First of all, thanks to Stephen and you for starting and running with this grand idea. And thank you very much for including me in the list of participating blogs. I'm honored to be there among a wonderful list of bloggers and their magnificent image galleries.

Joel Bocko said...

Thanks - and I hope it keeps growing!

vision said...

quite an ambitious undertaking, though deviously manageable through delegation amongst film blogs — kudos!

I have eagerly compiled an entry of my own: http://vision.butanpressfight.com/?p=1527

Stephen said...

This thing you've started is really flourishing, MovieMan. I've been following it around the net knowing that if I miss something I can find them all compiled here.

I'm loving it. It's funny how a single image from a film can make you desperate to see it.

Stephen said...

I came across one here:


Joel Bocko said...

Agreed, Stephen. Dean's are particular torture in that regard - but I love it!

Bryce Wilson said...

Here's mine


Stephen Altobello said...

What a great meme! And your choice of images is beautiful.

Here's my post:

Now I have to alert those that I've tagged!

shahn said...

My post is up!

Peteski said...

4 years, one film still a day


Joel Bocko said...

I wasn't going to publish the last comment, as it's formatted like spam, and maybe it is but I have to admit this is actually a pretty cool site.

Dean Treadway said...

Okay! Part six is finally up! http://filmicability.blogspot.com/2010/08/cinema-gallery-200-images-part-6.html

Colonel Mortimer said...

I was never officially tagged, but I did seize upon open invitation on other blogs, and here is my contribution, it was fun!:


Kelli Marshall said...

Here's mine, "The Thrill of the Long Shot": http://kellimarshall.net/unmuzzledthoughts/popculture/film/thrill-long-shot/


KineticFrames said...

Can't believe I've only just come across your incredible site! And this meme has been utterly inspiring. I have been doing mini meme's on my blog but more crude versions in which the focus is on physical items, like the appearance of guns in films.

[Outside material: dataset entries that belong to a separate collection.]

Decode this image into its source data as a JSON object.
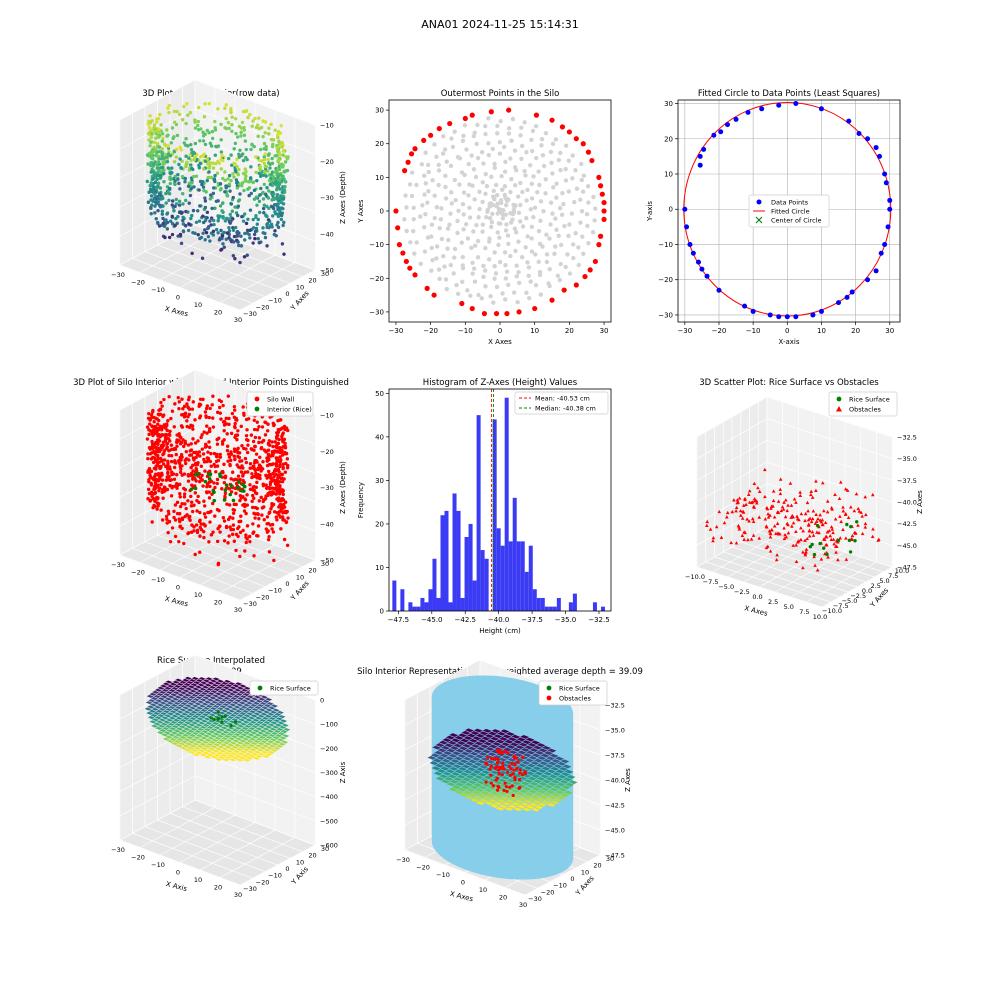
{
  "figure": {
    "suptitle": "ANA01 2024-11-25 15:14:31"
  },
  "colors": {
    "silo_wall": "#ff0000",
    "interior": "#008000",
    "data_points": "#0000ff",
    "fitted_circle": "#ff0000",
    "center": "#008000",
    "outer_point": "#ff0000",
    "inner_point": "#d3d3d3",
    "hist_bar": "#3b3bf5",
    "mean_line": "#ff0000",
    "median_line": "#008000",
    "cylinder": "#87ceeb"
  },
  "panels": [
    {
      "title": "3D Plot of Silo Interior(row data)",
      "xlabel": "X Axes",
      "ylabel": "Y Axes",
      "zlabel": "Z Axes (Depth)",
      "xticks": [
        "−30",
        "−20",
        "−10",
        "0",
        "10",
        "20",
        "30"
      ],
      "yticks": [
        "−30",
        "−20",
        "−10",
        "0",
        "10",
        "20",
        "30"
      ],
      "zticks": [
        "−50",
        "−40",
        "−30",
        "−20",
        "−10"
      ]
    },
    {
      "title": "Outermost Points in the Silo",
      "xlabel": "X Axes",
      "ylabel": "Y Axes",
      "xticks": [
        "−30",
        "−20",
        "−10",
        "0",
        "10",
        "20",
        "30"
      ],
      "yticks": [
        "−30",
        "−20",
        "−10",
        "0",
        "10",
        "20",
        "30"
      ]
    },
    {
      "title": "Fitted Circle to Data Points (Least Squares)",
      "xlabel": "X-axis",
      "ylabel": "Y-axis",
      "xticks": [
        "−30",
        "−20",
        "−10",
        "0",
        "10",
        "20",
        "30"
      ],
      "yticks": [
        "−30",
        "−20",
        "−10",
        "0",
        "10",
        "20",
        "30"
      ],
      "legend": [
        "Data Points",
        "Fitted Circle",
        "Center of Circle"
      ]
    },
    {
      "title": "3D Plot of Silo Interior with Wall and Interior Points Distinguished",
      "xlabel": "X Axes",
      "ylabel": "Y Axes",
      "zlabel": "Z Axes (Depth)",
      "xticks": [
        "−30",
        "−20",
        "−10",
        "0",
        "10",
        "20",
        "30"
      ],
      "yticks": [
        "−30",
        "−20",
        "−10",
        "0",
        "10",
        "20",
        "30"
      ],
      "zticks": [
        "−50",
        "−40",
        "−30",
        "−20",
        "−10"
      ],
      "legend": [
        "Silo Wall",
        "Interior (Rice)"
      ]
    },
    {
      "title": "Histogram of Z-Axes (Height) Values",
      "xlabel": "Height (cm)",
      "ylabel": "Frequency",
      "xticks": [
        "−47.5",
        "−45.0",
        "−42.5",
        "−40.0",
        "−37.5",
        "−35.0",
        "−32.5"
      ],
      "yticks": [
        "0",
        "10",
        "20",
        "30",
        "40",
        "50"
      ],
      "legend": [
        "Mean: -40.53 cm",
        "Median: -40.38 cm"
      ]
    },
    {
      "title": "3D Scatter Plot: Rice Surface vs Obstacles",
      "xlabel": "X Axes",
      "ylabel": "Y Axes",
      "zlabel": "Z Axes",
      "xticks": [
        "−10.0",
        "−7.5",
        "−5.0",
        "−2.5",
        "0.0",
        "2.5",
        "5.0",
        "7.5",
        "10.0"
      ],
      "yticks": [
        "−10.0",
        "−7.5",
        "−5.0",
        "−2.5",
        "0.0",
        "2.5",
        "5.0",
        "7.5",
        "10.0"
      ],
      "zticks": [
        "−47.5",
        "−45.0",
        "−42.5",
        "−40.0",
        "−37.5",
        "−35.0",
        "−32.5"
      ],
      "legend": [
        "Rice Surface",
        "Obstacles"
      ]
    },
    {
      "title": "Rice Surface Interpolated",
      "title2": "depth = 39.09",
      "xlabel": "X Axis",
      "ylabel": "Y Axis",
      "zlabel": "Z Axis",
      "xticks": [
        "−30",
        "−20",
        "−10",
        "0",
        "10",
        "20",
        "30"
      ],
      "yticks": [
        "−30",
        "−20",
        "−10",
        "0",
        "10",
        "20",
        "30"
      ],
      "zticks": [
        "−600",
        "−500",
        "−400",
        "−300",
        "−200",
        "−100",
        "0"
      ],
      "legend": [
        "Rice Surface"
      ]
    },
    {
      "title": "Silo Interior Representation using weighted average depth = 39.09",
      "xlabel": "X Axes",
      "ylabel": "Y Axes",
      "zlabel": "Z Axes",
      "xticks": [
        "−30",
        "−20",
        "−10",
        "0",
        "10",
        "20",
        "30"
      ],
      "yticks": [
        "−30",
        "−20",
        "−10",
        "0",
        "10",
        "20",
        "30"
      ],
      "zticks": [
        "−47.5",
        "−45.0",
        "−42.5",
        "−40.0",
        "−37.5",
        "−35.0",
        "−32.5"
      ],
      "legend": [
        "Rice Surface",
        "Obstacles"
      ]
    }
  ],
  "chart_data": [
    {
      "type": "scatter",
      "subtype": "3d",
      "title": "3D Plot of Silo Interior(row data)",
      "description_series": [
        {
          "name": "",
          "colormap": "viridis"
        }
      ],
      "xlim": [
        -30,
        30
      ],
      "ylim": [
        -30,
        30
      ],
      "zlim": [
        -55,
        -5
      ]
    },
    {
      "type": "scatter",
      "title": "Outermost Points in the Silo",
      "xlim": [
        -32,
        32
      ],
      "ylim": [
        -33,
        33
      ],
      "series": [
        {
          "name": "",
          "color": "#ff0000",
          "points": [
            [
              -30,
              0
            ],
            [
              -29.5,
              -5
            ],
            [
              -29,
              -10
            ],
            [
              -28,
              -12.5
            ],
            [
              -27,
              -15
            ],
            [
              -26,
              -17
            ],
            [
              -24.5,
              -19
            ],
            [
              -21,
              -23
            ],
            [
              -19,
              -25
            ],
            [
              -11,
              -27.5
            ],
            [
              -8,
              -29
            ],
            [
              -4.5,
              -30.5
            ],
            [
              -1,
              -30.5
            ],
            [
              2,
              -30.5
            ],
            [
              5.5,
              -30
            ],
            [
              10,
              -29
            ],
            [
              15,
              -26.5
            ],
            [
              18.5,
              -23.5
            ],
            [
              22,
              -22
            ],
            [
              24.5,
              -19.5
            ],
            [
              26,
              -17.5
            ],
            [
              27.5,
              -15
            ],
            [
              28.5,
              -10
            ],
            [
              29,
              -7.5
            ],
            [
              30,
              -2.5
            ],
            [
              30,
              0
            ],
            [
              30,
              2.5
            ],
            [
              29.5,
              5
            ],
            [
              29,
              7.5
            ],
            [
              28.5,
              10
            ],
            [
              26.5,
              15
            ],
            [
              25.5,
              17.5
            ],
            [
              24,
              20
            ],
            [
              22,
              21.5
            ],
            [
              20,
              23.5
            ],
            [
              18,
              25
            ],
            [
              15,
              27
            ],
            [
              10.5,
              28.5
            ],
            [
              2.5,
              30
            ],
            [
              -2.5,
              29.5
            ],
            [
              -8,
              28.5
            ],
            [
              -10,
              27.5
            ],
            [
              -14.5,
              26
            ],
            [
              -17.5,
              24.5
            ],
            [
              -20,
              22.5
            ],
            [
              -22,
              21
            ],
            [
              -24.5,
              18.5
            ],
            [
              -25.5,
              17
            ],
            [
              -26.5,
              14.5
            ],
            [
              -27.5,
              12
            ]
          ]
        }
      ]
    },
    {
      "type": "scatter",
      "title": "Fitted Circle to Data Points (Least Squares)",
      "xlim": [
        -32,
        33
      ],
      "ylim": [
        -32,
        31
      ],
      "series": [
        {
          "name": "Data Points",
          "color": "#0000ff",
          "points": [
            [
              -30,
              0
            ],
            [
              -29.5,
              -5
            ],
            [
              -28.5,
              -10
            ],
            [
              -27.5,
              -12.5
            ],
            [
              -26,
              -15
            ],
            [
              -25,
              -17
            ],
            [
              -23.5,
              -19
            ],
            [
              -20,
              -23
            ],
            [
              -12.5,
              -27.5
            ],
            [
              -10,
              -29
            ],
            [
              -5,
              -30
            ],
            [
              -2.5,
              -30.5
            ],
            [
              0,
              -30.5
            ],
            [
              2.5,
              -30.5
            ],
            [
              7.5,
              -30
            ],
            [
              10,
              -29
            ],
            [
              15,
              -26.5
            ],
            [
              17.5,
              -25
            ],
            [
              19,
              -23.5
            ],
            [
              23.5,
              -20
            ],
            [
              26,
              -17.5
            ],
            [
              27.5,
              -12.5
            ],
            [
              28.5,
              -10
            ],
            [
              29.5,
              -5
            ],
            [
              30,
              0
            ],
            [
              30,
              2.5
            ],
            [
              29,
              7.5
            ],
            [
              28.5,
              10
            ],
            [
              27,
              15
            ],
            [
              26,
              17.5
            ],
            [
              23.5,
              20
            ],
            [
              21,
              21.5
            ],
            [
              18,
              25
            ],
            [
              10,
              28.5
            ],
            [
              2.5,
              30
            ],
            [
              -2.5,
              29.5
            ],
            [
              -7.5,
              28.5
            ],
            [
              -11.5,
              27.5
            ],
            [
              -15,
              25.5
            ],
            [
              -17.5,
              24
            ],
            [
              -19.5,
              22
            ],
            [
              -21.5,
              21
            ],
            [
              -24.5,
              17
            ],
            [
              -25.5,
              15
            ],
            [
              -25.5,
              12.5
            ]
          ]
        },
        {
          "name": "Fitted Circle",
          "color": "#ff0000",
          "center": [
            0,
            0
          ],
          "radius": 30.3
        },
        {
          "name": "Center of Circle",
          "color": "#008000",
          "points": [
            [
              0.5,
              -0.5
            ]
          ]
        }
      ]
    },
    {
      "type": "scatter",
      "subtype": "3d",
      "title": "3D Plot of Silo Interior with Wall and Interior Points Distinguished",
      "series": [
        {
          "name": "Silo Wall",
          "color": "#ff0000"
        },
        {
          "name": "Interior (Rice)",
          "color": "#008000"
        }
      ],
      "xlim": [
        -30,
        30
      ],
      "ylim": [
        -30,
        30
      ],
      "zlim": [
        -55,
        -5
      ]
    },
    {
      "type": "bar",
      "subtype": "histogram",
      "title": "Histogram of Z-Axes (Height) Values",
      "xlabel": "Height (cm)",
      "ylabel": "Frequency",
      "xlim": [
        -48.2,
        -31.6
      ],
      "ylim": [
        0,
        51
      ],
      "bin_width": 0.3,
      "bins": [
        [
          -47.8,
          7
        ],
        [
          -47.5,
          0
        ],
        [
          -47.2,
          5
        ],
        [
          -46.9,
          0
        ],
        [
          -46.6,
          2
        ],
        [
          -46.3,
          1
        ],
        [
          -46.0,
          1
        ],
        [
          -45.7,
          3
        ],
        [
          -45.4,
          2
        ],
        [
          -45.1,
          5
        ],
        [
          -44.8,
          12
        ],
        [
          -44.5,
          3
        ],
        [
          -44.2,
          22
        ],
        [
          -43.9,
          23
        ],
        [
          -43.6,
          2
        ],
        [
          -43.3,
          27
        ],
        [
          -43.0,
          23
        ],
        [
          -42.7,
          3
        ],
        [
          -42.4,
          17
        ],
        [
          -42.1,
          20
        ],
        [
          -41.8,
          7
        ],
        [
          -41.5,
          45
        ],
        [
          -41.2,
          14
        ],
        [
          -40.9,
          12
        ],
        [
          -40.6,
          0
        ],
        [
          -40.3,
          44
        ],
        [
          -40.0,
          19
        ],
        [
          -39.7,
          15
        ],
        [
          -39.4,
          49
        ],
        [
          -39.1,
          16
        ],
        [
          -38.8,
          26
        ],
        [
          -38.5,
          16
        ],
        [
          -38.2,
          16
        ],
        [
          -37.9,
          9
        ],
        [
          -37.6,
          15
        ],
        [
          -37.3,
          5
        ],
        [
          -37.0,
          3
        ],
        [
          -36.7,
          3
        ],
        [
          -36.4,
          1
        ],
        [
          -36.1,
          1
        ],
        [
          -35.8,
          1
        ],
        [
          -35.5,
          3
        ],
        [
          -35.2,
          0
        ],
        [
          -34.9,
          0
        ],
        [
          -34.6,
          2
        ],
        [
          -34.3,
          4
        ],
        [
          -34.0,
          0
        ],
        [
          -33.7,
          0
        ],
        [
          -33.4,
          0
        ],
        [
          -33.1,
          0
        ],
        [
          -32.8,
          2
        ],
        [
          -32.5,
          0
        ],
        [
          -32.2,
          1
        ]
      ],
      "lines": [
        {
          "name": "Mean: -40.53 cm",
          "x": -40.53,
          "color": "#ff0000"
        },
        {
          "name": "Median: -40.38 cm",
          "x": -40.38,
          "color": "#008000"
        }
      ],
      "legend_position": "top-right"
    },
    {
      "type": "scatter",
      "subtype": "3d",
      "title": "3D Scatter Plot: Rice Surface vs Obstacles",
      "series": [
        {
          "name": "Rice Surface",
          "color": "#008000"
        },
        {
          "name": "Obstacles",
          "color": "#ff0000"
        }
      ],
      "xlim": [
        -10,
        10
      ],
      "ylim": [
        -10,
        10
      ],
      "zlim": [
        -48,
        -32
      ]
    },
    {
      "type": "area",
      "subtype": "3d-surface",
      "title": "Rice Surface Interpolated",
      "series": [
        {
          "name": "Rice Surface",
          "color": "#008000"
        }
      ],
      "xlim": [
        -30,
        30
      ],
      "ylim": [
        -30,
        30
      ],
      "zlim": [
        -600,
        0
      ]
    },
    {
      "type": "area",
      "subtype": "3d-surface",
      "title": "Silo Interior Representation using weighted average depth = 39.09",
      "series": [
        {
          "name": "Rice Surface",
          "color": "#008000"
        },
        {
          "name": "Obstacles",
          "color": "#ff0000"
        }
      ],
      "xlim": [
        -30,
        30
      ],
      "ylim": [
        -30,
        30
      ],
      "zlim": [
        -48,
        -32
      ]
    }
  ]
}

This meme has also introduced me to some other amazing film blogs - so thank you so much and thanks to everyone for their brilliant contributions. I may summon up the courage and join in myself.

Joel Bocko said...

Thanks, KF. Please post the link here if you do join up, I'd love to see your entry. You have a great-looking blog there, elegant typeface as well as eye-catching pictures.

Mike said...

That picture of Alex in Clockwork Orange always sends shivers down my spine.